Quoi qu’il en soit, cette expérience a été très instructive. L’encadrement et le conseil, à assurer par les professionnels, les banques et l’Etat, devraient être une condition sine qua non au lancement de tout projet de création d’entreprise par des jeunes. «Sans cela, on perdrait du temps», conclut M. Hjiej.

«Que ce soit dans les services ou la production, l’accompagnement est primordial»

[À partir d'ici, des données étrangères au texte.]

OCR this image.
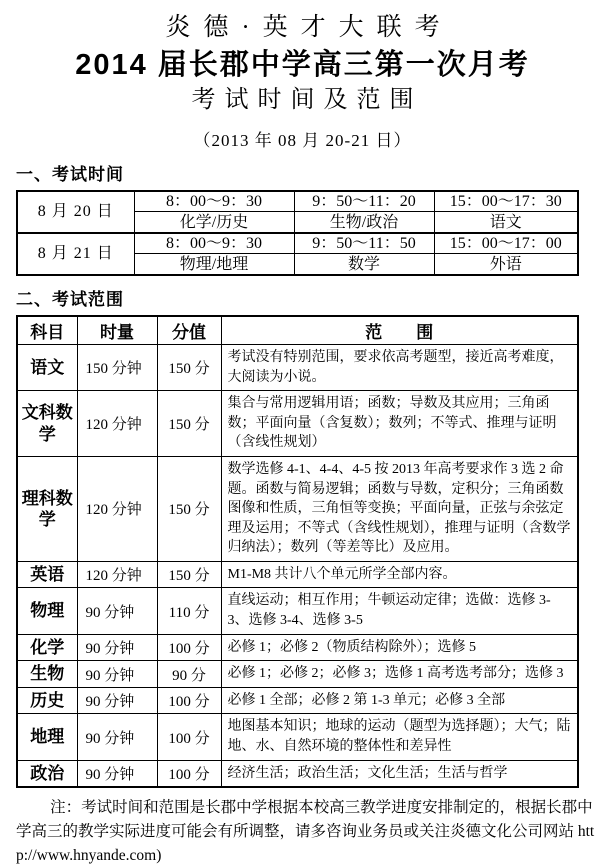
炎德·英才大联考
2014 届长郡中学高三第一次月考
考试时间及范围
（2013 年 08 月 20-21 日）
一、考试时间
8 月 20 日	8：00～9：30	9：50～11：20	15：00～17：30
	化学/历史	生物/政治	语文
8 月 21 日	8：00～9：30	9：50～11：50	15：00～17：00
	物理/地理	数学	外语
二、考试范围
科目	时量	分值	范　　围
语文	150 分钟	150 分	考试没有特别范围，要求依高考题型，接近高考难度，大阅读为小说。
文科数学	120 分钟	150 分	集合与常用逻辑用语；函数；导数及其应用；三角函数；平面向量（含复数）；数列；不等式、推理与证明（含线性规划）
理科数学	120 分钟	150 分	数学选修 4-1、4-4、4-5 按 2013 年高考要求作 3 选 2 命题。函数与简易逻辑；函数与导数，定积分；三角函数图像和性质，三角恒等变换；平面向量，正弦与余弦定理及运用；不等式（含线性规划），推理与证明（含数学归纳法）；数列（等差等比）及应用。
英语	120 分钟	150 分	M1-M8 共计八个单元所学全部内容。
物理	90 分钟	110 分	直线运动；相互作用；牛顿运动定律；选做：选修 3-3、选修 3-4、选修 3-5
化学	90 分钟	100 分	必修 1；必修 2（物质结构除外）；选修 5
生物	90 分钟	90 分	必修 1；必修 2；必修 3；选修 1 高考选考部分；选修 3
历史	90 分钟	100 分	必修 1 全部；必修 2 第 1-3 单元；必修 3 全部
地理	90 分钟	100 分	地图基本知识；地球的运动（题型为选择题）；大气；陆地、水、自然环境的整体性和差异性
政治	90 分钟	100 分	经济生活；政治生活；文化生活；生活与哲学

注：考试时间和范围是长郡中学根据本校高三教学进度安排制定的，根据长郡中学高三的教学实际进度可能会有所调整，请多咨询业务员或关注炎德文化公司网站 http://www.hnyande.com)
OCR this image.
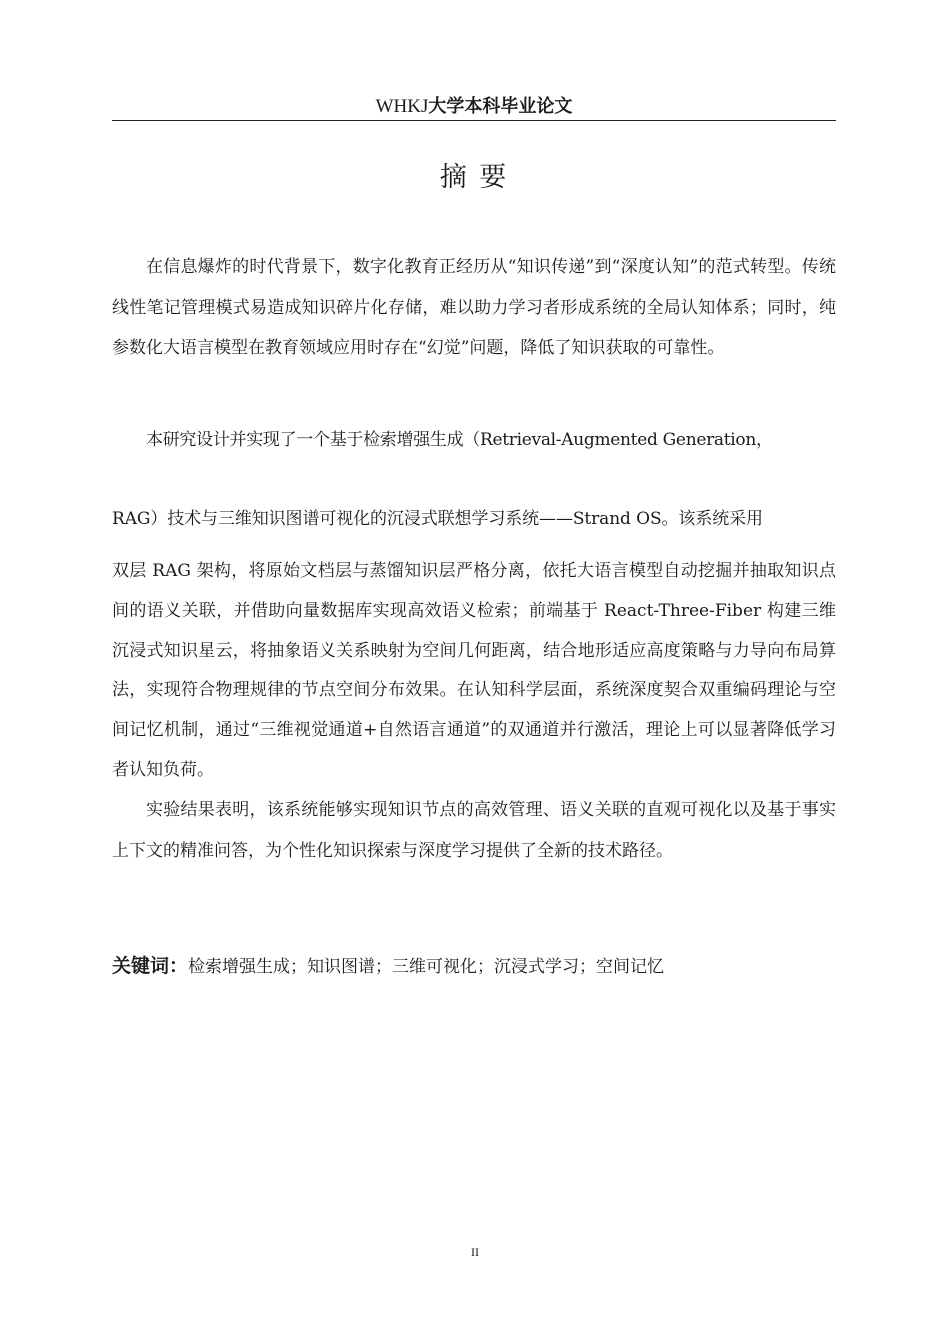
WHKJ大学本科毕业论文
摘 要

在信息爆炸的时代背景下，数字化教育正经历从“知识传递”到“深度认知”的范式转型。传统线性笔记管理模式易造成知识碎片化存储，难以助力学习者形成系统的全局认知体系；同时，纯参数化大语言模型在教育领域应用时存在“幻觉”问题，降低了知识获取的可靠性。

本研究设计并实现了一个基于检索增强生成（Retrieval-Augmented Generation，

RAG）技术与三维知识图谱可视化的沉浸式联想学习系统——Strand OS。该系统采用

双层 RAG 架构，将原始文档层与蒸馏知识层严格分离，依托大语言模型自动挖掘并抽取知识点间的语义关联，并借助向量数据库实现高效语义检索；前端基于 React-Three-Fiber 构建三维沉浸式知识星云，将抽象语义关系映射为空间几何距离，结合地形适应高度策略与力导向布局算法，实现符合物理规律的节点空间分布效果。在认知科学层面，系统深度契合双重编码理论与空间记忆机制，通过“三维视觉通道+自然语言通道”的双通道并行激活，理论上可以显著降低学习者认知负荷。

实验结果表明，该系统能够实现知识节点的高效管理、语义关联的直观可视化以及基于事实上下文的精准问答，为个性化知识探索与深度学习提供了全新的技术路径。

关键词：检索增强生成；知识图谱；三维可视化；沉浸式学习；空间记忆
II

Il n’y a pas de données récentes concernant le projet de Crédit Jeunes Promoteurs. L’arsenal juridique, quant à lui, a été renforcé à plusieurs reprises. En ce qui concerne les bénéficiaires, ce sont les médecins et les pharmaciens qui avaient contracté au départ le plus de CJP, ce qui a fait qu’une grande concentration des professions libérales s’est produite au début. Ces entreprises avaient des problèmes de nantissement et de garantie. Résultat, plusieurs bénéficiaires n’ont pas remboursé, ce qui a donné lieu à un moratoire. On s’est également retrouvé dans une situation d’iniquité vis-à-vis des autres projets qui ont pu régler leurs dettes. Ce ne sont pas les seules raisons pour lesquelles ce projet n’a pas été une grande réussite. Le manque d’encadrement a été la défaillance majeure dont ont souffert les jeunes promoteurs. Cela vaut pour celles et ceux qui ont créé une entreprise. Pour les professions libérales, cela a été différent. Que ce soit dans les services ou la production, l’accompagnement est primordial.